経費を抑えるための解決策の存在が知られていないため、多くの企業がコスト削減のために苦しんでいます。経費の削減をあきらめている企業様も多くなっていますね。
――日本は間接費のサービスで後れを取っているんですね。
実は日本を含めたアジア圏以外の間接費削減サービスの市場は、とても大きなものなんです。すさまじい勢いで成長している。
1つの企業だけで、1兆円に到達する企業もあるぐらいです。海外の市場は熱くなっています。
しかし、日本には間接費削減のためのツールが少ない。間接費サービスについて気づいている人もいますが、日本は取り残されている状況です。
――日本の現状をさらに詳しく教えてください。
現状としては、A.T. カーニー株式会社のようなコンサルティング会社にいる人には、間接費を最適化するサービスは知られています。しかし、多くの人は気づいていません。

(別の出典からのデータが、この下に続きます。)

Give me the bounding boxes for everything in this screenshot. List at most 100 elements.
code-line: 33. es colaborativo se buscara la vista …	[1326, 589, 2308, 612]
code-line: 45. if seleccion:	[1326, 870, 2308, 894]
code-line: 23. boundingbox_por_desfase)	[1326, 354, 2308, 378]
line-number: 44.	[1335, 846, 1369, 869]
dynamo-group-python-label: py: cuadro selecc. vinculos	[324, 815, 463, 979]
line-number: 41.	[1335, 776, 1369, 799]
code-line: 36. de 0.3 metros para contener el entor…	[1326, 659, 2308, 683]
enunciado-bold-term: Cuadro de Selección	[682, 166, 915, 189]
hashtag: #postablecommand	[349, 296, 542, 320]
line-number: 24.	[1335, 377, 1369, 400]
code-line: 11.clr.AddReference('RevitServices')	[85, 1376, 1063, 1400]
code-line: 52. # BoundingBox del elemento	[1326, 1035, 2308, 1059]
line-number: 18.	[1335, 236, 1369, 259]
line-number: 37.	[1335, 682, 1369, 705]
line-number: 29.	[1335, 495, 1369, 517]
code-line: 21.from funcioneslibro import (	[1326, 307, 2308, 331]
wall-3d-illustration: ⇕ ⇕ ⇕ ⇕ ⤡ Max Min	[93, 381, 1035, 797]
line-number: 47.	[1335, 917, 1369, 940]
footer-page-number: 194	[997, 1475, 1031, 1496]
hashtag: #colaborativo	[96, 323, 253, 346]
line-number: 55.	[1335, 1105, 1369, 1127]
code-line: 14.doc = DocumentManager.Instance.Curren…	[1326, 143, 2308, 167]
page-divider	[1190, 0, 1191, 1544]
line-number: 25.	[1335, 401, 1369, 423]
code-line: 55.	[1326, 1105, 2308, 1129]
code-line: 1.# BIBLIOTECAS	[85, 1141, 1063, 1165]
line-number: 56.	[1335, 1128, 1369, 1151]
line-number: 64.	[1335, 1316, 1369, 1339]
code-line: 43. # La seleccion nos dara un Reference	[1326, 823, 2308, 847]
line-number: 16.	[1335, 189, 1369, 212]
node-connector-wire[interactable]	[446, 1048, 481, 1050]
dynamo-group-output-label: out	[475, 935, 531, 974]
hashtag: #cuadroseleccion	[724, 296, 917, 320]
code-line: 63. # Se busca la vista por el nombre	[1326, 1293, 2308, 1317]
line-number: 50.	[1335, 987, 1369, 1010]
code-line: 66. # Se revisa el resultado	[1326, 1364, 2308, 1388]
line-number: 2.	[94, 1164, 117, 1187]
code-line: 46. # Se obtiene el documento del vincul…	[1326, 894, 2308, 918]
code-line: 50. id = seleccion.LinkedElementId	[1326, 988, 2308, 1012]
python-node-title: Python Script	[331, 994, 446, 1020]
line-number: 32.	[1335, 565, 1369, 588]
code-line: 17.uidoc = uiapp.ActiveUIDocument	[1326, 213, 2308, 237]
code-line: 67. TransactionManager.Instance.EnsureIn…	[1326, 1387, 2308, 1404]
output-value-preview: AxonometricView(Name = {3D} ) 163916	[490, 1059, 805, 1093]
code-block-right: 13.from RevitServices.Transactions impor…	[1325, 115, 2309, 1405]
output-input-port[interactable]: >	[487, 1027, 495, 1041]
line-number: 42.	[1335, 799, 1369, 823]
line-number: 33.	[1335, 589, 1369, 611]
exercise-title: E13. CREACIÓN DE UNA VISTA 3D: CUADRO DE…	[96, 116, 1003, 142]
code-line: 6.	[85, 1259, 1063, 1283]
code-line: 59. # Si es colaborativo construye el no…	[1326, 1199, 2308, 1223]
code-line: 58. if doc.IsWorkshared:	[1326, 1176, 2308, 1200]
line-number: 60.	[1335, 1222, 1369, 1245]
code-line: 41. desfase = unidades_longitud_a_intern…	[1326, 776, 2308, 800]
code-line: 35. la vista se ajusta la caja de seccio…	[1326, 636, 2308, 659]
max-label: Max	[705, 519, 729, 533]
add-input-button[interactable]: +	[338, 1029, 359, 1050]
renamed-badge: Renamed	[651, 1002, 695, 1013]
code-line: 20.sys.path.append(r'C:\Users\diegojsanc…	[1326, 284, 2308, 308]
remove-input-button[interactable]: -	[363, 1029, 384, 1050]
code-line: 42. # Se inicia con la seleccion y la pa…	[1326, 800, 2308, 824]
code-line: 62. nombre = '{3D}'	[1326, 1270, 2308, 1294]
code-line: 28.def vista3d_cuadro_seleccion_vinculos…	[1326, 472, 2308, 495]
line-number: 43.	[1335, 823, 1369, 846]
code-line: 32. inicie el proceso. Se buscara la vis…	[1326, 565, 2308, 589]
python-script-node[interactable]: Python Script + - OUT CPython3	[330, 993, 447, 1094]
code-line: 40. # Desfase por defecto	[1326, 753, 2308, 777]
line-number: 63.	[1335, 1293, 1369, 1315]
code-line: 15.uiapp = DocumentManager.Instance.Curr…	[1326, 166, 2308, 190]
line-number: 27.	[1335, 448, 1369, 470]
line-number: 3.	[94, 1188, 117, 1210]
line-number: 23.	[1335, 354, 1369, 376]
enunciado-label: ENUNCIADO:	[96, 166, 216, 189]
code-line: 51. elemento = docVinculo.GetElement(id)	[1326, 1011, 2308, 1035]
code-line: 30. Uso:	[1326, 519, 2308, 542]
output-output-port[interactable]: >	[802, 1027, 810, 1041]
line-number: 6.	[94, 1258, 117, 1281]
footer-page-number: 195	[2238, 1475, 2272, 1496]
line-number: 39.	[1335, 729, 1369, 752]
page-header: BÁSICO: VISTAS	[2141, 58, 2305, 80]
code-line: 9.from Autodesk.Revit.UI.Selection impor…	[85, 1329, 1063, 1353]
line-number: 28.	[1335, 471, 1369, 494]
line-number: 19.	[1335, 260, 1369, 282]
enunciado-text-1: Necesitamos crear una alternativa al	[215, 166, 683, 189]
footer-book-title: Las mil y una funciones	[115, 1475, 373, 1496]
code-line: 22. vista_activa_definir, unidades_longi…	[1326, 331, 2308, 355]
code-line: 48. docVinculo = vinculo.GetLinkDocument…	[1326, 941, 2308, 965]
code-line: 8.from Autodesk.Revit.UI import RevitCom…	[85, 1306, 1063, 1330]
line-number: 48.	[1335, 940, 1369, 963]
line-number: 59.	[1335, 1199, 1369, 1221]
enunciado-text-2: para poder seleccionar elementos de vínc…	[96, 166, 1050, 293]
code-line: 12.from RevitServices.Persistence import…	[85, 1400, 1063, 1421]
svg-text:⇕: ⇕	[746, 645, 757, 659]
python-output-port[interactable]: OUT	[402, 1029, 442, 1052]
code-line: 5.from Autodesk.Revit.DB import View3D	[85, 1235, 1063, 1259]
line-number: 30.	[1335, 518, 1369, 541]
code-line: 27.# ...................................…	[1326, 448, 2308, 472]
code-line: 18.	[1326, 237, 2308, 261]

これは、日本は海外よりもソーシングというマーケットが根付いていないことが原因のように思います。
そのため、これからの課題は、間接費削減サービスのマーケットを海外の水準まで起こせるかどうか。企業としても、間接費を削減するための課題は明確です。
その解決をするLeanerも、現在ROIは以前の約5倍の成果(2019年9月現在)を出せており、もはやサービスを活用しない理由はありません。
今後どうやって、事業を拡大し、市場を活発化させていくかが最大の課題になっていますね。
――現在のサービスの導入企業についてい教えてください。
現在、Leanerの有料ユーザーは2桁社数に到達しています。
導入している企業様の特徴は、CFOの方の感度が高いことですね。この20年ほどで急成長しており、投資も進めているような企業様も多くなっています。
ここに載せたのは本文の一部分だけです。